Most students at Ladue know the drill. Take Intro to Business freshman year, and Personal Finance or Investment Strategies sophomore year. But when you need real life applications? All those terms, quizzes and homework projects are long gone from your memory. Taxes, budgeting, stocks, investments and assets are all things I wish I was more confident about. Personal finance is super easy, but many people aren’t and don’t care to be educated on money. Unfortunately that leads to what we see today, many underprepared Americans forced to tackle soaring college prices and bigger and bigger taxes, allowing billionaires who know the system to use our lack of knowledge to abuse loopholes and get tax breaks.
Tesla, and by extension Elon Musk reportedly paid $0 on taxes in 2025 and 2024. Not because he’s “tax evading” in the traditional sense though. He’s not simply refusing to pay tax, he found a loophole. Instead of assuming ownership of the company, he simply owns the largest share of its stocks and therefore gets a say on decisions as if he owns it. But that allows him to not have to pay taxes on the company. A fact I’m sure many people would be outraged about and rally against if they understood why he doesn’t have to pay tax. Before educating myself I assumed he simply evaded tax and wasn’t punished because he’s so rich and powerful, but this is an issue that can and should be changed.
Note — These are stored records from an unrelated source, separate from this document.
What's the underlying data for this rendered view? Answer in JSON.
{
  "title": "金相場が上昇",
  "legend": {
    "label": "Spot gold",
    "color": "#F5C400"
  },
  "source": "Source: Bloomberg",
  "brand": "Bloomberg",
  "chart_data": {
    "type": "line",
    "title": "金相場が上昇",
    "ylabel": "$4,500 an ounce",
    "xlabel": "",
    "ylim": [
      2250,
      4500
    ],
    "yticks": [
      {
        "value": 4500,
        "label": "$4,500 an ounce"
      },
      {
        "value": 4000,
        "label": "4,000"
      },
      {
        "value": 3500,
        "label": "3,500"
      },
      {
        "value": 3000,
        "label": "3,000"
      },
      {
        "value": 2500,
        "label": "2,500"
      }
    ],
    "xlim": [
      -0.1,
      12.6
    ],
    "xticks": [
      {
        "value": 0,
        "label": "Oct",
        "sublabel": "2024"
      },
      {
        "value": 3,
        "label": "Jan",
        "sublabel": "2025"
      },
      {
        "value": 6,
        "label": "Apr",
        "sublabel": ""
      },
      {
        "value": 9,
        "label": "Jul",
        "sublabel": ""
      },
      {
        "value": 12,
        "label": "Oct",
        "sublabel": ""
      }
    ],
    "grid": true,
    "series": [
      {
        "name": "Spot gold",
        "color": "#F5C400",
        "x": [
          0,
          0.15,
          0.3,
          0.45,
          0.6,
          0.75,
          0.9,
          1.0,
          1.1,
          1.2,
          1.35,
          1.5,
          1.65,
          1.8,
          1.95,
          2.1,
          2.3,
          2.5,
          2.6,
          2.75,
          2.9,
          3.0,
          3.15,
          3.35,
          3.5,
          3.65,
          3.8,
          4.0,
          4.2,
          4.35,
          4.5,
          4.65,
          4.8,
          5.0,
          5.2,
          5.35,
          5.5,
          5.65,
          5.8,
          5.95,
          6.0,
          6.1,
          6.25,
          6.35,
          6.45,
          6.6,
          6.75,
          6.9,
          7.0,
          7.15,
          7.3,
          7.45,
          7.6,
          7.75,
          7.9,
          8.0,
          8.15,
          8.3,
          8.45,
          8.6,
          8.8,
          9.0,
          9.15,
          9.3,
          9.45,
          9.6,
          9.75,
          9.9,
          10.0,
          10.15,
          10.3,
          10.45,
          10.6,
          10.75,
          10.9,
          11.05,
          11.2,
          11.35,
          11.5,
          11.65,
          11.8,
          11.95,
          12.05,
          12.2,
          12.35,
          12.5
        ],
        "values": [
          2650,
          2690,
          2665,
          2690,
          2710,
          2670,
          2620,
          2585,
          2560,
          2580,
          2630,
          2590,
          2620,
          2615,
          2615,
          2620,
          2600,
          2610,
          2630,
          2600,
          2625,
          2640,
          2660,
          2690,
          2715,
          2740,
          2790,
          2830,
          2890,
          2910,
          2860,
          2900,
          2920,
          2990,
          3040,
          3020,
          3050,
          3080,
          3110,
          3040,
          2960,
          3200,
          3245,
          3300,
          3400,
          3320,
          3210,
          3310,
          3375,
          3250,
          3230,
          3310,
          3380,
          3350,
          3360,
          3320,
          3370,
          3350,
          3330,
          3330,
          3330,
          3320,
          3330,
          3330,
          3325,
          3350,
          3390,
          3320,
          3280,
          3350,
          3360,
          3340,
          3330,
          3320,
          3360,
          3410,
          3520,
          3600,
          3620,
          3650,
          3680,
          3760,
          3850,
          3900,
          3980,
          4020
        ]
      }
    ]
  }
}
Donald Trump has been putting less and less money and effort into the Education Department. This isn’t accidental, it’s measured. The less people are learning about money, about government systems, about history, the less bad he looks. And the less scrutiny him and his friends find themselves under.
Talking with my peers and my teachers, we’ve agreed that finance should be taught later on in our high school career. Instead of there being a huge gap from in class to in life application, these classes should be upper classmen built and have the intention to help us with our futures. It’s similar to health class, personally I don’t remember much about health class because I had it in my first semester freshman year. It’s really detrimental because we need that knowledge going into adulthood, but our freshmen selves didn’t care enough to pay attention. I passed the class with a good grade and that’s all that mattered to me. However, the intention to implement any of that knowledge was never there. It’s sad to see so many people looking at education as anything other than a tool, and I think the best thing we can do right now as a generation is take advantage of that to better our personal futures as well as our country’s economy.